Many programs would be easier to write if Klein had a
for loop, though
writing tail-recursive code
becomes a matter of habit. But some problems really
demand an array.
Klein is small, designed specifically for a one-semester course in writing a compiler. To use it for a wider range of problems, we would need to extend it.
Consider this list of features we might add to Klein:
- a for loop or a while loop
- an array data type
- local variables
- an assignment statement
What would you have to change in your compiler to implement this feature? Do we need more knowledge, or do we need only more time?
The language feature I most covet, I think, is an
import feature, such as:
from [file] import [function]
How hard would such a feature be to implement? We have all
the machinery we need: open the imported file; scan, parse,
and semantic-check it; copy the requested function's AST into
the AST of the importing file. We could create a simple
preprocessor to do this. Or we could create a preprocessor
to find and substitute the text of a function for the text of
the import statement, and then let the usual
compilation process take place.
Time or knowledge? It may be surprising to you just how useful the knowledge you already have is. Time is the more limiting factor for adding many new language features.
We will revisit this question in an exercise at the beginning of our next session.
Finishing the Project
Module 7 is the final stage of the project. It asks you to put your compiler into a final professional form, suitable for users outside of this course.
Make sure your system meets all functional requirements.
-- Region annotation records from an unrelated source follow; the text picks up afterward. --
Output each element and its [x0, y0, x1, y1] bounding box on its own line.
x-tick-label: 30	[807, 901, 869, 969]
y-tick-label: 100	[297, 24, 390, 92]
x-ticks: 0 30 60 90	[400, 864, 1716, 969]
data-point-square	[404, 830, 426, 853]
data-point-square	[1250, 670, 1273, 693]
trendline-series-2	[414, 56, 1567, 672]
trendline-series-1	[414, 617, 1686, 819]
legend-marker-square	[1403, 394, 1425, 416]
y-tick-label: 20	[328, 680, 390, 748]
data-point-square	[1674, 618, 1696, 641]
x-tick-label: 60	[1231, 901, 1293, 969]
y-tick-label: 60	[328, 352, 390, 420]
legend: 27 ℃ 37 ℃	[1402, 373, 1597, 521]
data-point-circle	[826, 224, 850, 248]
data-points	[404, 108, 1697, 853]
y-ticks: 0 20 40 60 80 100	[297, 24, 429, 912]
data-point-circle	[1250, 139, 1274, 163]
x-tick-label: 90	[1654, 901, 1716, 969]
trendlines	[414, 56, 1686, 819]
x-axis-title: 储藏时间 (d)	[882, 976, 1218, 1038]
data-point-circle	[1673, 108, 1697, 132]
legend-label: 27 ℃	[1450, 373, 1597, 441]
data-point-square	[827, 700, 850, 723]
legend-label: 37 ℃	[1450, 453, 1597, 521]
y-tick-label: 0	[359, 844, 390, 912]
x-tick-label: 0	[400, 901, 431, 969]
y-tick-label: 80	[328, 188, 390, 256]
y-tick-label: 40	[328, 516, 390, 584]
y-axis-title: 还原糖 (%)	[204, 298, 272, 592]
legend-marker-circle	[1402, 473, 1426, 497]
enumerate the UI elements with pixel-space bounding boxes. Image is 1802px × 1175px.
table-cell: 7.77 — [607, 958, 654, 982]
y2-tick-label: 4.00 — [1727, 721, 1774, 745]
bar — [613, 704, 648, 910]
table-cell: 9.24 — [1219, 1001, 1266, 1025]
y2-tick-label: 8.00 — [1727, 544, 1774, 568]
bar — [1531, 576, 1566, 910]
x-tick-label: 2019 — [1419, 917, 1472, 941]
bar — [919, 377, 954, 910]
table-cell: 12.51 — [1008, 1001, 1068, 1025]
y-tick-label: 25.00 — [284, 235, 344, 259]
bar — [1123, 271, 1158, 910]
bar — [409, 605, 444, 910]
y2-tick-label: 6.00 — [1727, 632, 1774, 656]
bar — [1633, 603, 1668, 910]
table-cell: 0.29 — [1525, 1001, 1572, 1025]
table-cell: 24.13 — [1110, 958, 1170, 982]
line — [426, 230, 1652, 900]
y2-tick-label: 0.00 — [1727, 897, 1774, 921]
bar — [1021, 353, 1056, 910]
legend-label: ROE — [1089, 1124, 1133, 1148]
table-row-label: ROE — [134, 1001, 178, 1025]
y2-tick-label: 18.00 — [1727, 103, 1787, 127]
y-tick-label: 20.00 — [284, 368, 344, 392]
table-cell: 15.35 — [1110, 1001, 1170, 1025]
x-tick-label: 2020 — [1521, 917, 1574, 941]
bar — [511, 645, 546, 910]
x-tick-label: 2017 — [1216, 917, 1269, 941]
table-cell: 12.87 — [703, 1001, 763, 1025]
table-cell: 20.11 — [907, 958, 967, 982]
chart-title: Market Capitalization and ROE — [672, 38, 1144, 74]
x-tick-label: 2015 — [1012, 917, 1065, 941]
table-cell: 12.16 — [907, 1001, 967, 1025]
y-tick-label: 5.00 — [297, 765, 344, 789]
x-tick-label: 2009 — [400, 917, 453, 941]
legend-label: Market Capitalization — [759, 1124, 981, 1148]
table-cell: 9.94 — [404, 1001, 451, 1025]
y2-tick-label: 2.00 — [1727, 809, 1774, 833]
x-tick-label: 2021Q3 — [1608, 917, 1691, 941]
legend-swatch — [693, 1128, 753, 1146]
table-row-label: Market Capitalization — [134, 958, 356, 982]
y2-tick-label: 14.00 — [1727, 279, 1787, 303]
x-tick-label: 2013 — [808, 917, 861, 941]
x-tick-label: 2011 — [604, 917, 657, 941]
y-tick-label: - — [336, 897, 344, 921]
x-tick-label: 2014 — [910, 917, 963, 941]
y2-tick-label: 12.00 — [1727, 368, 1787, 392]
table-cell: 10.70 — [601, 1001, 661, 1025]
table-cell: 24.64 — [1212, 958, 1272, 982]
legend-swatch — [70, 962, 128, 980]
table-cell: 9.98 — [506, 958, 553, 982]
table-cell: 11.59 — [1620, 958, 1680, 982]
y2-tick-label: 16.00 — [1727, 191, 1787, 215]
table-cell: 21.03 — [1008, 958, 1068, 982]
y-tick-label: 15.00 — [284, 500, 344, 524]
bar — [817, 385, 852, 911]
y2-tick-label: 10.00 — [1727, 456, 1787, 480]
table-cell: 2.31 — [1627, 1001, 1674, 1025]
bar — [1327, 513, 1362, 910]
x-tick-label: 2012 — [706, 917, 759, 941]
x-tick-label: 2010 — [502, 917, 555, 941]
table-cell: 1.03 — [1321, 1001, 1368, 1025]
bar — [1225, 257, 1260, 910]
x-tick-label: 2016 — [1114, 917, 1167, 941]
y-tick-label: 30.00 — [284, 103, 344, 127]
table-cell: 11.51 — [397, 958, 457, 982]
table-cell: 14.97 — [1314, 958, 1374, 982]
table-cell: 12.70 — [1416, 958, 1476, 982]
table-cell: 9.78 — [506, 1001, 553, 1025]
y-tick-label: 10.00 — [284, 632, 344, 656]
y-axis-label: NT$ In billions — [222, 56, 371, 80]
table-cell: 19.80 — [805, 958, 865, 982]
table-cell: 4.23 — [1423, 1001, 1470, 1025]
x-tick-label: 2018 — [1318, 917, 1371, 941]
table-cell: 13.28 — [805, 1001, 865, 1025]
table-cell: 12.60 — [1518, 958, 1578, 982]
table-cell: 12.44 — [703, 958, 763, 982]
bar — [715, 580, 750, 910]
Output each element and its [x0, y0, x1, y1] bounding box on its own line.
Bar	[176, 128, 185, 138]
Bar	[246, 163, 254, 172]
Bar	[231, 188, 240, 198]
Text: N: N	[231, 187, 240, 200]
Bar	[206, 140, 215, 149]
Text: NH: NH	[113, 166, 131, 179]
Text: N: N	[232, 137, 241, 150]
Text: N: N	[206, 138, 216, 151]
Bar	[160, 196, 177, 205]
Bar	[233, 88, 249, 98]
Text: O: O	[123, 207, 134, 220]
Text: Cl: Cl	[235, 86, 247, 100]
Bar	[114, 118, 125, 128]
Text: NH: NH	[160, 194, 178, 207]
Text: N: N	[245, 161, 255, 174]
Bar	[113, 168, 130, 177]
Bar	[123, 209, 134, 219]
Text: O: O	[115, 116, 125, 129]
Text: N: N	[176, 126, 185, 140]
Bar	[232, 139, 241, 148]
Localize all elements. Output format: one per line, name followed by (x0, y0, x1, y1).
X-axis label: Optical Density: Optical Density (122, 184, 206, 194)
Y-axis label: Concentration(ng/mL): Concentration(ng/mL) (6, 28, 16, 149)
Check all previous project feedback and address any issues. Be sure that your compiler catches all errors, whatever their source.
Make sure your project directory presents a professional
compiler for Klein programmers to use. The README
file should suitable for new users unfamiliar with this course.
It should describe the tools it provides and explain how to
build and run them. It should also provide a high-level
explanation of the contents of the subdirectories. You do
not have to list or explain every file in the folder.
There should not be any extraneous files in the directory:
no config files for VS Code or any other tools you used as
developers. This software is for Klein programmers. The files
in the doc/ folder should have clear, consistent
names.
You also have an opportunity to improve the system in some way, such as an optimization or a better component for one of the existing modules. This step is optional and will earn extra credit.
Evaluation
Recall how grading works for the project:
6 stages x 20 points each = 120 1 project x 130 points = 130
So, 250 points for the compiler itself, plus 25 points for the presentation and 25 points for project evaluations = 300 points total.
The 130 points for Project 7 looks a bit odd, but keep in mind that this involves evaluating the entire compiler again, from the scanner through the code generator, at 20 points per stage. All of the bugs you fixed in previous stages are now gone, so you have an opportunity to score (close to) 20 on those earlier stages. The extra ten points are for the state of the project directory.
If you submit an optimizations after the deadline, you will receive extra credit. I'm a nice guy, and I love optimizations. Early in finals week is the latest we can go.